Turkish state media has published three reports in the past week of what it calls Russian air support for Kurdish SDF forces in northern Aleppo.
In a report on Friday, Anadolu cited reports by unnamed “local sources” to bolster its claim that “PYD has reportedly begun its rapprochement with Russia.”
Russian state media has not mentioned airstrikes near Azaz or deepening relations with the PYD.
At least one pro-regime Syrian media source reported Russian airstrikes on several northern Aleppo villages last Sunday, “amidst violent clashes between the Kurds and the so-called FSA.”
Even if the airstrikes were carried out, the overlapping of Russian and SDF operations in northern Aleppo does not necessarily translate into direct coordination, but rather each taking advantage of the other’s actions for the sake of its own objectives: Russia to trouble Turkey, the SDF to protect Afrin.
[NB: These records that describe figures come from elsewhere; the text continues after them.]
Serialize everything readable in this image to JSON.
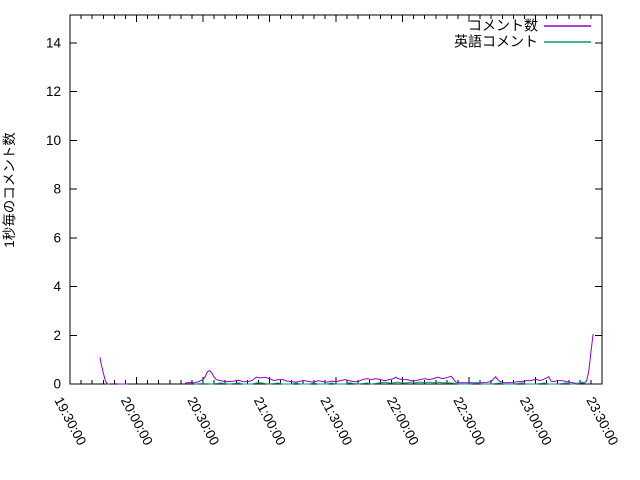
{
  "window": {
    "background": "#ffffff"
  },
  "colors": {
    "axis": "#000000",
    "text": "#000000",
    "series1": "#9400d3",
    "series2": "#009e73"
  },
  "chart_data": {
    "type": "line",
    "title": "",
    "xlabel": "",
    "ylabel": "1秒毎のコメント数",
    "grid": false,
    "legend_position": "top-right-inside",
    "x_axis": {
      "kind": "time",
      "start_label": "19:30:00",
      "end_label": "23:30:00",
      "range_minutes": [
        0,
        240
      ],
      "major_step_minutes": 30,
      "minor_step_minutes": 5,
      "tick_labels": [
        "19:30:00",
        "20:00:00",
        "20:30:00",
        "21:00:00",
        "21:30:00",
        "22:00:00",
        "22:30:00",
        "23:00:00",
        "23:30:00"
      ],
      "label_rotation_deg": 62
    },
    "y_axis": {
      "ticks": [
        0,
        2,
        4,
        6,
        8,
        10,
        12,
        14
      ],
      "ylim": [
        0,
        15.15
      ]
    },
    "series": [
      {
        "name": "コメント数",
        "color": "#9400d3",
        "points": [
          [
            13.5,
            1.1
          ],
          [
            14,
            0.85
          ],
          [
            15,
            0.45
          ],
          [
            16,
            0.12
          ],
          [
            17,
            0
          ],
          [
            18,
            0
          ],
          null,
          [
            21.5,
            0
          ],
          [
            26,
            0
          ],
          null,
          [
            52,
            0.04
          ],
          [
            54,
            0.06
          ],
          [
            56,
            0.05
          ],
          [
            58,
            0.1
          ],
          [
            60,
            0.18
          ],
          [
            61,
            0.3
          ],
          [
            62,
            0.5
          ],
          [
            63,
            0.55
          ],
          [
            64,
            0.45
          ],
          [
            65,
            0.28
          ],
          [
            66,
            0.18
          ],
          [
            68,
            0.14
          ],
          [
            70,
            0.1
          ],
          [
            72,
            0.1
          ],
          [
            74,
            0.12
          ],
          [
            76,
            0.15
          ],
          [
            78,
            0.1
          ],
          [
            80,
            0.1
          ],
          [
            82,
            0.14
          ],
          [
            84,
            0.28
          ],
          [
            86,
            0.25
          ],
          [
            88,
            0.28
          ],
          [
            90,
            0.22
          ],
          [
            92,
            0.14
          ],
          [
            94,
            0.18
          ],
          [
            96,
            0.18
          ],
          [
            98,
            0.12
          ],
          [
            100,
            0.1
          ],
          [
            102,
            0.08
          ],
          [
            104,
            0.12
          ],
          [
            106,
            0.14
          ],
          [
            108,
            0.1
          ],
          [
            110,
            0.08
          ],
          [
            112,
            0.14
          ],
          [
            114,
            0.1
          ],
          [
            116,
            0.08
          ],
          [
            118,
            0.12
          ],
          [
            120,
            0.1
          ],
          [
            122,
            0.14
          ],
          [
            124,
            0.18
          ],
          [
            126,
            0.14
          ],
          [
            128,
            0.1
          ],
          [
            130,
            0.1
          ],
          [
            132,
            0.18
          ],
          [
            134,
            0.22
          ],
          [
            136,
            0.18
          ],
          [
            138,
            0.22
          ],
          [
            140,
            0.18
          ],
          [
            142,
            0.14
          ],
          [
            144,
            0.18
          ],
          [
            146,
            0.22
          ],
          [
            147,
            0.28
          ],
          [
            148,
            0.22
          ],
          [
            150,
            0.18
          ],
          [
            152,
            0.18
          ],
          [
            154,
            0.14
          ],
          [
            156,
            0.14
          ],
          [
            158,
            0.18
          ],
          [
            160,
            0.22
          ],
          [
            162,
            0.18
          ],
          [
            164,
            0.22
          ],
          [
            166,
            0.28
          ],
          [
            168,
            0.22
          ],
          [
            170,
            0.26
          ],
          [
            172,
            0.32
          ],
          [
            173,
            0.2
          ],
          [
            174,
            0.08
          ],
          [
            176,
            0.05
          ],
          [
            178,
            0.05
          ],
          [
            180,
            0.05
          ],
          [
            182,
            0.05
          ],
          [
            184,
            0.05
          ],
          [
            186,
            0.05
          ],
          [
            188,
            0.06
          ],
          [
            190,
            0.1
          ],
          [
            192,
            0.3
          ],
          [
            193,
            0.18
          ],
          [
            194,
            0.1
          ],
          [
            196,
            0.05
          ],
          [
            198,
            0.05
          ],
          [
            200,
            0.06
          ],
          [
            202,
            0.1
          ],
          [
            204,
            0.1
          ],
          [
            206,
            0.14
          ],
          [
            208,
            0.14
          ],
          [
            210,
            0.2
          ],
          [
            212,
            0.14
          ],
          [
            214,
            0.2
          ],
          [
            216,
            0.3
          ],
          [
            217,
            0.12
          ],
          [
            218,
            0.1
          ],
          [
            220,
            0.14
          ],
          [
            222,
            0.14
          ],
          [
            224,
            0.1
          ],
          [
            226,
            0.06
          ],
          [
            228,
            0.03
          ],
          [
            230,
            0.03
          ],
          [
            232,
            0.05
          ],
          [
            233,
            0.12
          ],
          [
            234,
            0.5
          ],
          [
            235,
            1.3
          ],
          [
            236,
            2.05
          ]
        ]
      },
      {
        "name": "英語コメント",
        "color": "#009e73",
        "points": [
          [
            56,
            0
          ],
          [
            60,
            0.02
          ],
          [
            64,
            0
          ],
          [
            68,
            0.04
          ],
          [
            70,
            0.02
          ],
          [
            72,
            0
          ],
          [
            76,
            0.04
          ],
          [
            78,
            0
          ],
          [
            82,
            0
          ],
          [
            84,
            0.04
          ],
          [
            86,
            0.05
          ],
          [
            88,
            0.02
          ],
          [
            90,
            0
          ],
          [
            94,
            0.04
          ],
          [
            96,
            0
          ],
          [
            100,
            0
          ],
          [
            102,
            0.04
          ],
          [
            104,
            0
          ],
          [
            108,
            0
          ],
          [
            110,
            0.04
          ],
          [
            112,
            0
          ],
          [
            116,
            0
          ],
          [
            118,
            0.04
          ],
          [
            120,
            0
          ],
          [
            124,
            0
          ],
          [
            126,
            0.05
          ],
          [
            128,
            0.02
          ],
          [
            130,
            0
          ],
          [
            134,
            0.04
          ],
          [
            136,
            0
          ],
          [
            140,
            0.05
          ],
          [
            142,
            0.08
          ],
          [
            144,
            0.04
          ],
          [
            146,
            0.05
          ],
          [
            148,
            0.08
          ],
          [
            150,
            0.04
          ],
          [
            152,
            0.05
          ],
          [
            154,
            0.08
          ],
          [
            156,
            0.05
          ],
          [
            158,
            0.08
          ],
          [
            160,
            0.05
          ],
          [
            162,
            0.08
          ],
          [
            164,
            0.05
          ],
          [
            166,
            0.08
          ],
          [
            168,
            0.05
          ],
          [
            170,
            0.05
          ],
          [
            172,
            0.04
          ],
          [
            174,
            0.02
          ],
          [
            176,
            0
          ],
          [
            180,
            0
          ],
          [
            184,
            0.04
          ],
          [
            186,
            0
          ],
          [
            190,
            0
          ],
          [
            194,
            0.04
          ],
          [
            196,
            0
          ],
          [
            200,
            0
          ],
          [
            204,
            0.04
          ],
          [
            206,
            0
          ],
          [
            210,
            0
          ],
          [
            214,
            0.04
          ],
          [
            216,
            0
          ],
          [
            220,
            0
          ],
          [
            224,
            0.04
          ],
          [
            226,
            0
          ],
          [
            228,
            0
          ],
          [
            230,
            0.04
          ],
          [
            231,
            0.08
          ],
          [
            232,
            0.04
          ],
          [
            233,
            0
          ]
        ]
      }
    ]
  }
}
Meanwhile, the US-led international coalition has reported four airstrikes in Aleppo province since the beginning of clashes between the SDF and opposition forces in northern Aleppo, but all reportedly on IS targets near Marea, 16km southeast of Azaz.
One Kurdish journalist and frequent Syria Direct contributor who was on the ground during for the battle to drive the Islamic State from Kobani, reports potential future US-led coalition air support for SDF forces near Afrin, citing confidential sources.
“A decision has been made to protect Afrin… from the air,” Mustafa Ebdi, who is currently in Turkey near the border with Afrin posted on social media, citing “private sources” and claiming “air operations are fully coordinated with SDF forces.”